When adding a new ERC721 to the whitelist on L2, the process always requires traversing to the last active element before adding it. As operational time increases and the whitelist grows, this can lead to significant gas waste. Eventually, it may become difficult or impossible to add new elements due to reaching gas limits.
In the _white_list_collection
function on L2, adding a new ERC721 to the whitelist requires traversing to the last active element. This process is repeated for each new addition, resulting in substantial gas waste. As the whitelist expands, there's an increasing risk of hitting gas limits, potentially causing function execution failures.
Excessive Gas Consumption: Each addition operation becomes increasingly expensive as the list grows.
Scalability Issues: The system's ability to add new ERC721 contracts becomes limited over time.
Potential Denial of Service (DoS): As gas costs escalate, it may become economically infeasible or technically impossible to add new elements, effectively creating a DoS condition for whitelist management.

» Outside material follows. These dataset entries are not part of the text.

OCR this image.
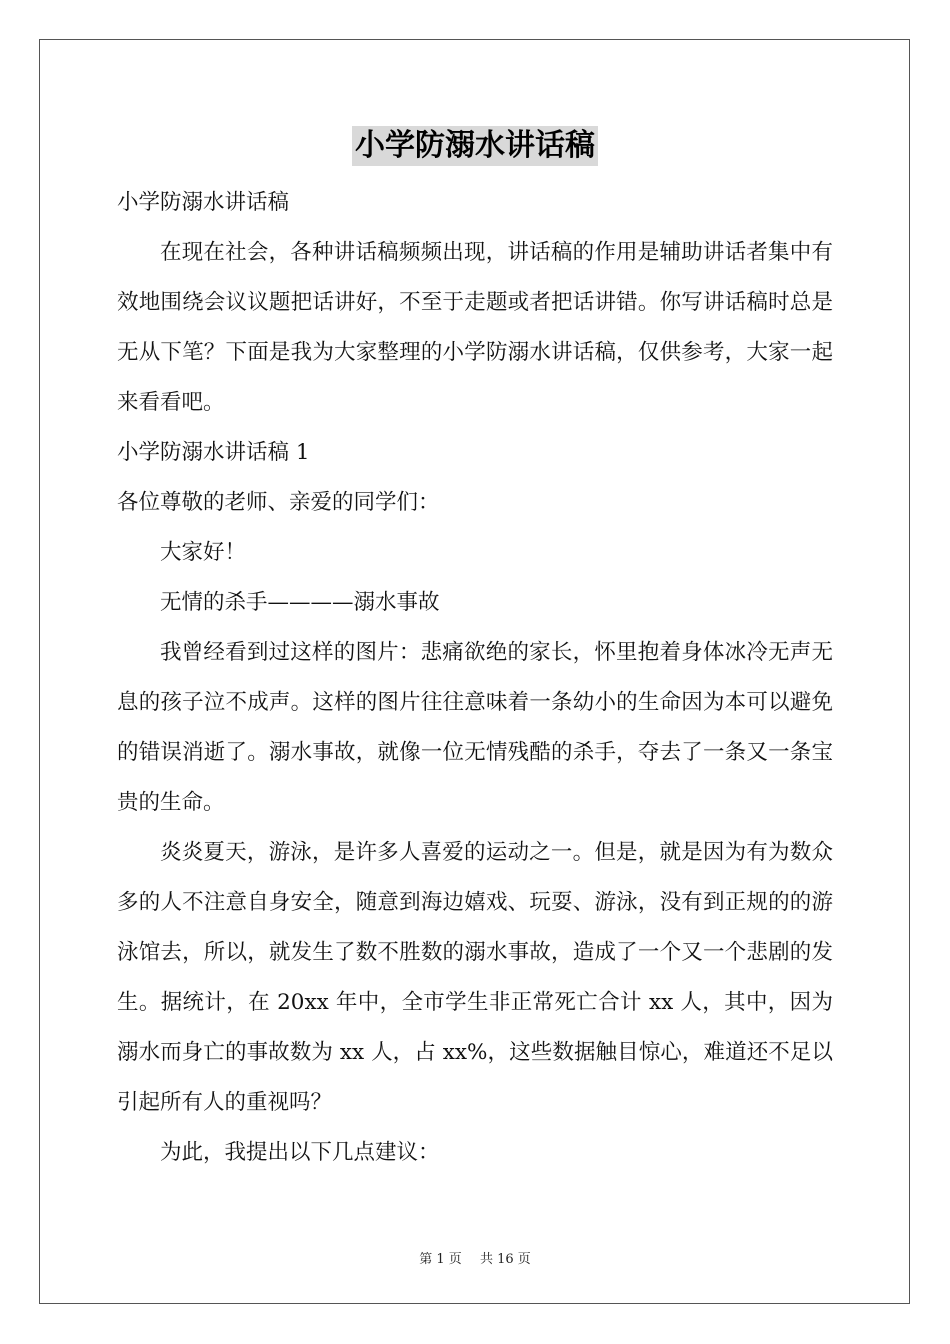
小学防溺水讲话稿

小学防溺水讲话稿

在现在社会，各种讲话稿频频出现，讲话稿的作用是辅助讲话者集中有效地围绕会议议题把话讲好，不至于走题或者把话讲错。你写讲话稿时总是无从下笔？下面是我为大家整理的小学防溺水讲话稿，仅供参考，大家一起来看看吧。

小学防溺水讲话稿 1

各位尊敬的老师、亲爱的同学们：

大家好！

无情的杀手————溺水事故

我曾经看到过这样的图片：悲痛欲绝的家长，怀里抱着身体冰冷无声无息的孩子泣不成声。这样的图片往往意味着一条幼小的生命因为本可以避免的错误消逝了。溺水事故，就像一位无情残酷的杀手，夺去了一条又一条宝贵的生命。

炎炎夏天，游泳，是许多人喜爱的运动之一。但是，就是因为有为数众多的人不注意自身安全，随意到海边嬉戏、玩耍、游泳，没有到正规的的游泳馆去，所以，就发生了数不胜数的溺水事故，造成了一个又一个悲剧的发生。据统计，在 20xx 年中，全市学生非正常死亡合计 xx 人，其中，因为溺水而身亡的事故数为 xx 人，占 xx%，这些数据触目惊心，难道还不足以引起所有人的重视吗？

为此，我提出以下几点建议：

第 1 页 共 16 页
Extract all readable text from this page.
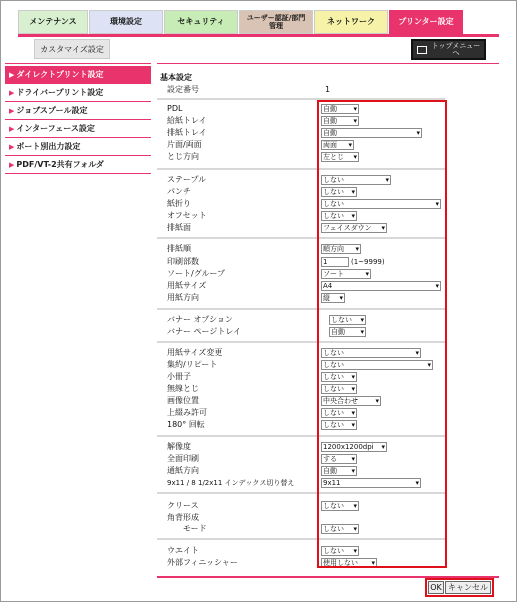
メンテナンス	環境設定	セキュリティ	ユーザー認証/部門管理	ネットワーク	プリンター設定
カスタマイズ設定	トップメニューへ
▶ ダイレクトプリント設定
▶ ドライバープリント設定
▶ ジョブスプール設定
▶ インターフェース設定
▶ ポート別出力設定
▶ PDF/VT-2共有フォルダ
基本設定
設定番号	1
PDL	自動 ▾
給紙トレイ	自動 ▾
排紙トレイ	自動 ▾
片面/両面	両面 ▾
とじ方向	左とじ ▾
ステープル	しない ▾
パンチ	しない ▾
紙折り	しない ▾
オフセット	しない ▾
排紙面	フェイスダウン ▾
排紙順	順方向 ▾
印刷部数	1	(1~9999)
ソート/グループ	ソート ▾
用紙サイズ	A4 ▾
用紙方向	縦 ▾
バナー オプション	しない ▾
バナー ページトレイ	自動 ▾
用紙サイズ変更	しない ▾
集約/リピート	しない ▾
小冊子	しない ▾
無線とじ	しない ▾
画像位置	中央合わせ ▾
上綴み許可	しない ▾
180° 回転	しない ▾
解像度	1200x1200dpi ▾
全面印刷	する ▾
通紙方向	自動 ▾
9x11 / 8 1/2x11 インデックス切り替え	9x11 ▾
クリース	しない ▾
角背形成
モード	しない ▾
ウエイト	しない ▾
外部フィニッシャー	使用しない ▾
OK キャンセル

User Experience Degradation: Higher costs and potential failures in whitelist additions can negatively impact user and admin experiences.
Economic Inefficiency: The increasing cost of operations may affect the economic model of the protocol, potentially leading to higher fees for users or reduced profitability for the protocol.
Manual Review
Implement a 'tail' variable: Maintain a variable that always points to the last active element in the whitelist. This allows for O(1) time complexity when adding new elements.
Likelyhood: High, once the whitelist option is disabled, collections will grow. Impact: High, withdraw won’t be possible because of Out-Of-Gas.